Jim told his story about what a gentleman his father, Sir Jennings Beckwourth, had been, a kind of aristocrat to hear Jim tell it. He didn't know how Sir Jennings came to be with his mother, a slave, “But I can guess.” Sir Jennings even brought the family to St. Louis to get away from color prejudice and give the half-and-half children a decent chance in life.

“How'd that work?”

“Not a bit.”

“May be better in the mountains,” put in Sam.

“He's an optimist,” said Gideon with a smile.

“I think white people is white people wherever you go,” Jim said.

Third Wing hopped back into the conversation. “What do you mean,” he asked Gideon, “born that way?”

“My father was a French Jew, my mother a Cree,” said Gideon.

“You aren't much dark,” said Third Wing.

“One of my sisters be light as cream,” said Jim, who was dark. One of the odd things about Jim, Sam had noticed, was that he could talk good English to the general, better English than Sam's, and rough English to his fellow trappers. He also noticed that Jim wore a mustard seed in a drop of glass around his neck, an old way of warding off illness. Sam approved. Black folks, Indians, and country whites, he thought, knew some things fancy white people didn't.

“Here's what my father told me,” said Jim, “and this child thinks it speaks to red as well as black. My father pointed at the piano where we gathered round to sing church songs, you know, hymns, and my father he says, ‘There are twelve tones on the piano. Some of them are white, and some of them are black. Each one strikes a pure and beautiful tone, and music is made equally of both.'”

Third Wing cackled like that was one truly funny-peculiar story.

Gideon said, “Except people don't see it that way, do they?”

 

T
WO MORE DAYS
work and they had nine horses. It was slow. Fortunately, the winter weather was fine, the hunting was good, and the men were happy here.

Third Wing asked for a robe from Ashley for all the translating he was doing. He got a robe and a blanket.

Sam wanted to sit around with Gideon and Jim and Fitz and Clyman and tell stories. He wanted to hunt. Mostly he wanted this boring work to be over. As long as they were trading, though, Ashley would pack up and ride the south fork toward that big range of mountains. Then they would be moving away from the camp of the girl whose name he wouldn't speak, even to himself.

That night across the fire—still plenty of buffalo meat to eat and all four friends were doing their best on it—Third Wing asked Sam, “Why do you act so glum?”

Sam didn't answer.

“It's that Crow woman,” Jim said. “Look at him fingering that
gage d'amour,
don't even know he's doing it.”

Third Wing laughed.

“If you don't tell him,” said Gideon, “I will.”

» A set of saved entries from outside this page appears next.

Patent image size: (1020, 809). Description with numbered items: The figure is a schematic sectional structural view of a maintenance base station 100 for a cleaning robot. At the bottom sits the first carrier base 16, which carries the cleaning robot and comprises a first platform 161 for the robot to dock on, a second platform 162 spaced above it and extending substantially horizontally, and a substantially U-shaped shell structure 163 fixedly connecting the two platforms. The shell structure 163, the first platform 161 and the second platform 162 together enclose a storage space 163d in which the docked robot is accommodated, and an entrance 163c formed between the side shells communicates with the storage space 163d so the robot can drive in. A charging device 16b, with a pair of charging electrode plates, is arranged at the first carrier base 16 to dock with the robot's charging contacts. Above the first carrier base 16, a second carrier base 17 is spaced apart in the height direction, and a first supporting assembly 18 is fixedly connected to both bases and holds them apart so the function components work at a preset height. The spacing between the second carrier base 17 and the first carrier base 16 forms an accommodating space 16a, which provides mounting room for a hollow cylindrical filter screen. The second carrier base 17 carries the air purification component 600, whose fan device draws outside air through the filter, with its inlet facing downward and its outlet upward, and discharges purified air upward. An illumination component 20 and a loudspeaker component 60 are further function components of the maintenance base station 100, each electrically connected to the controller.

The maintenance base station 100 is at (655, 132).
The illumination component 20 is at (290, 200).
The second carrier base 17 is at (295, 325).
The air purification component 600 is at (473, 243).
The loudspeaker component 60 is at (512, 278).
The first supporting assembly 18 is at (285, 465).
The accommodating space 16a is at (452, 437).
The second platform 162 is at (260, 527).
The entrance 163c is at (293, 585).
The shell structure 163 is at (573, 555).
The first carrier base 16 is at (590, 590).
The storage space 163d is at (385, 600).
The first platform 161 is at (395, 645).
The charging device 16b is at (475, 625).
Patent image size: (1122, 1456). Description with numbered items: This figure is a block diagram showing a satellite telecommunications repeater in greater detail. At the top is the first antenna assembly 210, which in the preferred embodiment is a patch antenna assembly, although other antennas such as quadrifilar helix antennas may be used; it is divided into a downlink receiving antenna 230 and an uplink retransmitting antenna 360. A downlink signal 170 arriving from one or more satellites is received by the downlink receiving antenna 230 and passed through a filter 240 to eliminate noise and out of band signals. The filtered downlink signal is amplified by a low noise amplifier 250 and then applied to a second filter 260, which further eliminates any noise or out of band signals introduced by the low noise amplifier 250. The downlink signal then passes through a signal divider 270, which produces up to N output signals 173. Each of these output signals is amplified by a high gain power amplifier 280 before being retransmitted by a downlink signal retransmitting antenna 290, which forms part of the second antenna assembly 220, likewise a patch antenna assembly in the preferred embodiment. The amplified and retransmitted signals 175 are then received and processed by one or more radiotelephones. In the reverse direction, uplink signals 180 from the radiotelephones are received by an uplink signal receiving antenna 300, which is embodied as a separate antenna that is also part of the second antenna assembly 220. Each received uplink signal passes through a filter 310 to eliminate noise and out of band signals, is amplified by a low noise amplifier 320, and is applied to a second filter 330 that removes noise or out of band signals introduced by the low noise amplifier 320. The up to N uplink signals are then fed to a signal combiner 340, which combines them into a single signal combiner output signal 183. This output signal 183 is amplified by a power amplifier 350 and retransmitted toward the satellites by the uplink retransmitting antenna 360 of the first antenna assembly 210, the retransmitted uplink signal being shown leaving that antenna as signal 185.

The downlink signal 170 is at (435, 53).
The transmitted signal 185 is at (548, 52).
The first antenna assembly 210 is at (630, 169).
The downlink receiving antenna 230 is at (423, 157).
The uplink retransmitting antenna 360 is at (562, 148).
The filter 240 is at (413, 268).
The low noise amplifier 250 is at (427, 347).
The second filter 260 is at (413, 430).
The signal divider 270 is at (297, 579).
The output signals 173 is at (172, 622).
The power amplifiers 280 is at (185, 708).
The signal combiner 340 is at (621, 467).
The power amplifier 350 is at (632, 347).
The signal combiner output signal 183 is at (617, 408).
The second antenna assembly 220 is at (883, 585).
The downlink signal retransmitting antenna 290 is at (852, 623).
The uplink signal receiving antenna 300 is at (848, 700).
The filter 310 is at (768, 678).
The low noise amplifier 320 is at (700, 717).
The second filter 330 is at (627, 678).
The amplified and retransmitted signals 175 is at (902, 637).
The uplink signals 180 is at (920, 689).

So Sam did, told Third Wing how he got to know her when the brigade lived at the Crow village led by Rides Twice last winter, how enchanting she was, how beautifully she moved.

“Her name, it's Meadowlark,” put in Gideon.

“Yeah. She's a virgin,” Sam went on, “because she wants to lead that ceremony reserved for virgins.”

“You hope she hasn't led it yet,” said Jim with a chuckle.

“I didn't know where I stood with her until she gave me this
gage d'amour
. Then I promised to come back last summer.”